Don’t Fight The Central Banks
European QE is ongoing, and we believe it will have the same effect in Europe that it did in the U.S. — boosting stock prices. We think that dividend-paying exporters will do particularly well. Europe is not the only place where easing is still ongoing. The Bank of Japan is still engaged in the most vigorous QE seen anywhere in the years since the great recession, and the government is pushing state and private pension funds to buy more Japanese and foreign stocks. China has given the world the “gift of easing” in spades; having apparently decided that the most flagrant corruption has been shaken out of the system, it has loosened down-payment requirements for home buyers. The long-term trend in China is towards a consumer-led economy — and the government seems bent on creating a wealth effect by boosting the stock market and channeling savings into equities. That will strengthen consumer spending and consumer optimism. All around the world, the truth is still what it has been during all the years of the current bull market: don’t fight the central banks.

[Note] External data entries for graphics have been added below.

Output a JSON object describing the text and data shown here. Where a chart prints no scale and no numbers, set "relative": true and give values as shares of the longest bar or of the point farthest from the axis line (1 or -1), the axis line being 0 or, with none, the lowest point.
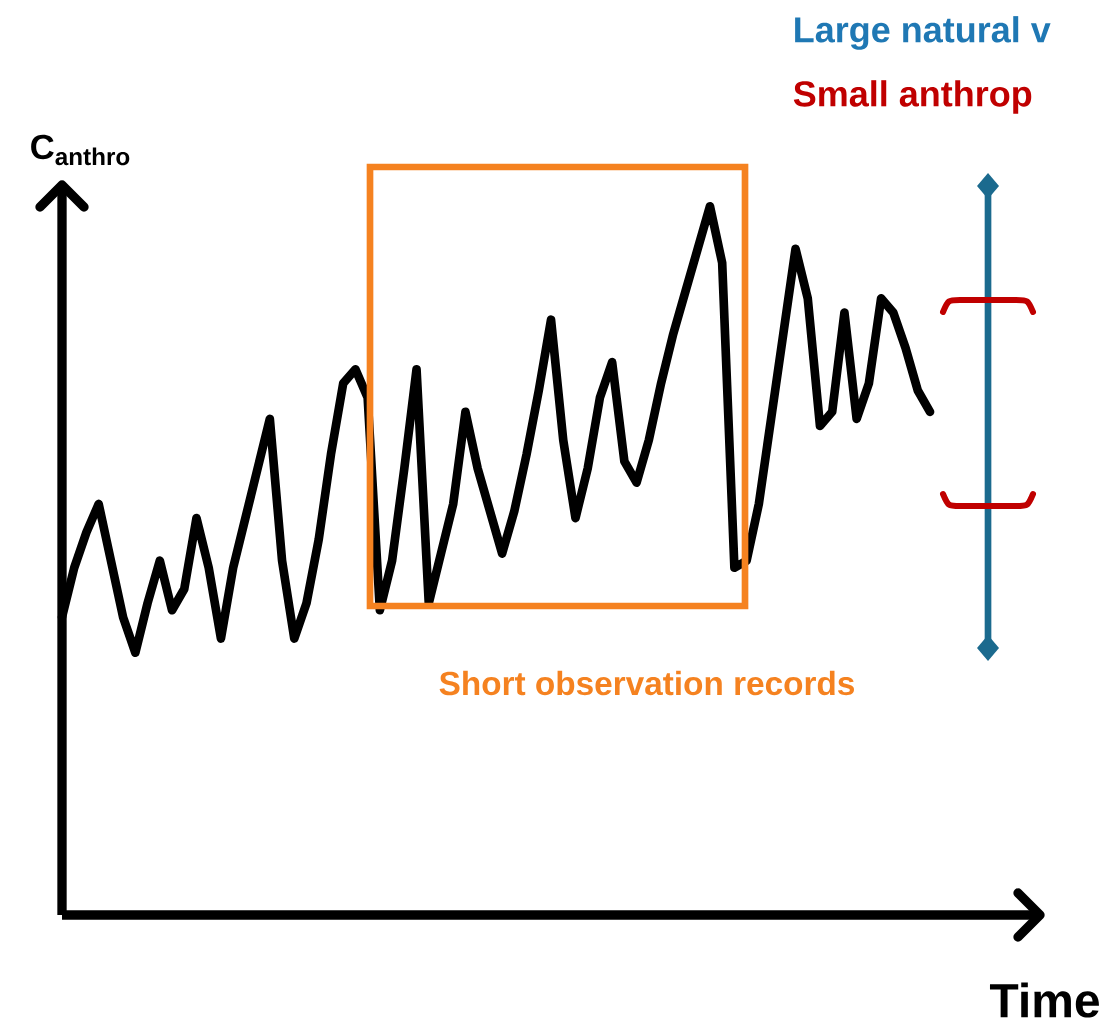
{
  "chart_data": {
    "type": "line",
    "relative": true,
    "xlabel": "Time",
    "ylabel": "C$_{anthro}$",
    "categories": [
      null,
      null,
      null,
      null,
      null,
      null,
      null,
      null,
      null,
      null,
      null,
      null,
      null,
      null,
      null,
      null,
      null,
      null,
      null,
      null,
      null,
      null,
      null,
      null,
      null,
      null,
      null,
      null,
      null,
      null,
      null,
      null,
      null,
      null,
      null,
      null,
      null,
      null,
      null,
      null,
      null,
      null,
      null,
      null,
      null,
      null,
      null,
      null,
      null,
      null,
      null,
      null,
      null,
      null,
      null,
      null,
      null,
      null,
      null,
      null,
      null,
      null,
      null,
      null,
      null,
      null,
      null,
      null,
      null,
      null,
      null,
      null
    ],
    "values": [
      0.42,
      0.49,
      0.54,
      0.58,
      0.5,
      0.42,
      0.37,
      0.44,
      0.5,
      0.43,
      0.46,
      0.56,
      0.49,
      0.39,
      0.49,
      0.56,
      0.63,
      0.7,
      0.5,
      0.39,
      0.44,
      0.53,
      0.65,
      0.75,
      0.77,
      0.73,
      0.43,
      0.5,
      0.63,
      0.77,
      0.44,
      0.51,
      0.58,
      0.71,
      0.63,
      0.57,
      0.51,
      0.57,
      0.65,
      0.74,
      0.84,
      0.67,
      0.56,
      0.63,
      0.73,
      0.78,
      0.64,
      0.61,
      0.67,
      0.75,
      0.82,
      0.88,
      0.94,
      1,
      0.92,
      0.49,
      0.5,
      0.58,
      0.7,
      0.82,
      0.94,
      0.87,
      0.69,
      0.71,
      0.85,
      0.7,
      0.75,
      0.87,
      0.85,
      0.8,
      0.74,
      0.71
    ],
    "color": "#000000",
    "annotations": [
      "Large natural v",
      "Small anthrop",
      "Short observation records"
    ]
  }
}
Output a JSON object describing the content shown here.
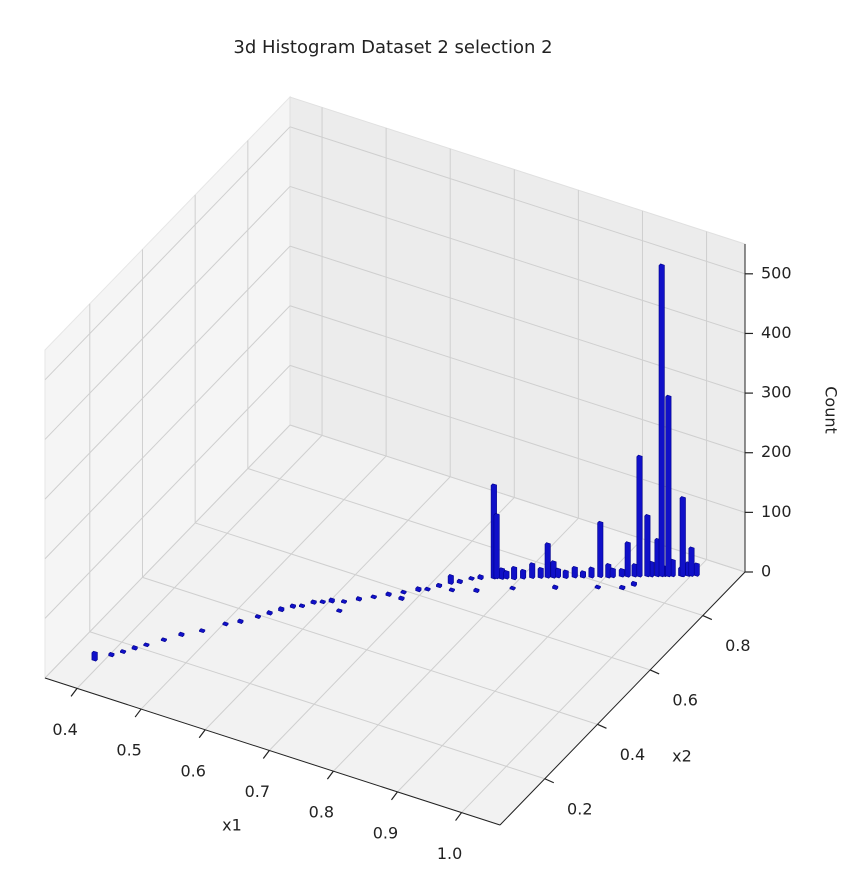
{
  "chart_data": {
    "type": "bar3d",
    "title": "3d Histogram Dataset 2 selection 2",
    "xlabel": "x1",
    "ylabel": "x2",
    "zlabel": "Count",
    "xlim": [
      0.35,
      1.06
    ],
    "ylim": [
      0.03,
      0.96
    ],
    "zlim": [
      0,
      550
    ],
    "xticks": [
      0.4,
      0.5,
      0.6,
      0.7,
      0.8,
      0.9,
      {
        "value": 1,
        "label": "1.0"
      }
    ],
    "yticks": [
      0.2,
      0.4,
      0.6,
      0.8
    ],
    "zticks": [
      0,
      100,
      200,
      300,
      400,
      500
    ],
    "grid": true,
    "series": [
      {
        "color": "#1010c8",
        "x": [
          0.385,
          0.4,
          0.41,
          0.42,
          0.43,
          0.445,
          0.46,
          0.48,
          0.5,
          0.515,
          0.53,
          0.54,
          0.55,
          0.56,
          0.57,
          0.58,
          0.59,
          0.6,
          0.615,
          0.63,
          0.645,
          0.66,
          0.675,
          0.69,
          0.7,
          0.71,
          0.72,
          0.73,
          0.74,
          0.75,
          0.62,
          0.68,
          0.73,
          0.76,
          0.8,
          0.85,
          0.9,
          0.93,
          0.94,
          0.775,
          0.78,
          0.79,
          0.8,
          0.81,
          0.82,
          0.835,
          0.84,
          0.85,
          0.86,
          0.87,
          0.88,
          0.9,
          0.905,
          0.915,
          0.93,
          0.95,
          0.965,
          0.975,
          0.985,
          0.993,
          1.003,
          0.765,
          0.768,
          0.828,
          0.89,
          0.922,
          0.936,
          0.945,
          0.957,
          0.962,
          0.97,
          0.987,
          0.997
        ],
        "y": [
          0.123,
          0.15,
          0.17,
          0.19,
          0.21,
          0.24,
          0.27,
          0.3,
          0.34,
          0.36,
          0.39,
          0.41,
          0.43,
          0.45,
          0.46,
          0.48,
          0.49,
          0.5,
          0.51,
          0.53,
          0.55,
          0.57,
          0.59,
          0.61,
          0.62,
          0.64,
          0.66,
          0.67,
          0.69,
          0.7,
          0.48,
          0.57,
          0.64,
          0.66,
          0.7,
          0.74,
          0.78,
          0.8,
          0.82,
          0.72,
          0.725,
          0.73,
          0.74,
          0.75,
          0.758,
          0.77,
          0.775,
          0.78,
          0.79,
          0.797,
          0.805,
          0.82,
          0.825,
          0.835,
          0.847,
          0.862,
          0.875,
          0.882,
          0.89,
          0.897,
          0.905,
          0.714,
          0.717,
          0.765,
          0.814,
          0.84,
          0.851,
          0.859,
          0.868,
          0.872,
          0.878,
          0.891,
          0.9
        ],
        "values": [
          12,
          3,
          2,
          3,
          2,
          2,
          3,
          2,
          2,
          3,
          2,
          3,
          4,
          3,
          2,
          3,
          2,
          4,
          2,
          3,
          2,
          3,
          2,
          4,
          2,
          3,
          12,
          3,
          2,
          4,
          2,
          3,
          2,
          3,
          2,
          3,
          2,
          3,
          4,
          15,
          10,
          18,
          12,
          22,
          14,
          25,
          12,
          10,
          15,
          8,
          14,
          20,
          12,
          10,
          18,
          22,
          14,
          25,
          12,
          20,
          18,
          155,
          105,
          55,
          90,
          55,
          200,
          100,
          60,
          520,
          300,
          130,
          45
        ]
      }
    ]
  }
}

Despite ample liquidity from ongoing QE around the world, supply gluts in energy markets, a series of bumper crops in agriculture, and improved manufacturing efficiencies are conspiring with sluggish global demand to keep a lid on prices. Deflation, not inflation, is still the main fear of central bankers from Brussels to Beijing. But with rate rises on the table in the U.S., there is a tug-of-war between inflationary and deflationary macro forces. Expect choppy markets until investors get more clarity on the inflation picture and how fast interest rates will rise… or whether deflation and zero to negative interest rates will dominate.
We read carefully the comments by Fed vice-chairman Fischer — the eminent, wise, and experienced central banker. Mr. Fischer believes that U.S. rates will probably rise late in late 2015. Rates will rise at least partially due to the simple need to get U.S. Fed funds rates above the zero range. Once rates have risen, the Fed has another tool to use for future interventions — that is, lowering rates. We do not anticipate strong rises in U.S. rates. We expect gradual and modest increases beginning late in 2015 or early in 2016. We anticipate that we will see two or three rises of 1/4 percent each, until inflation finds itself above 2 percent for at least a few sequential calendar quarters. Then rates will rise more rapidly.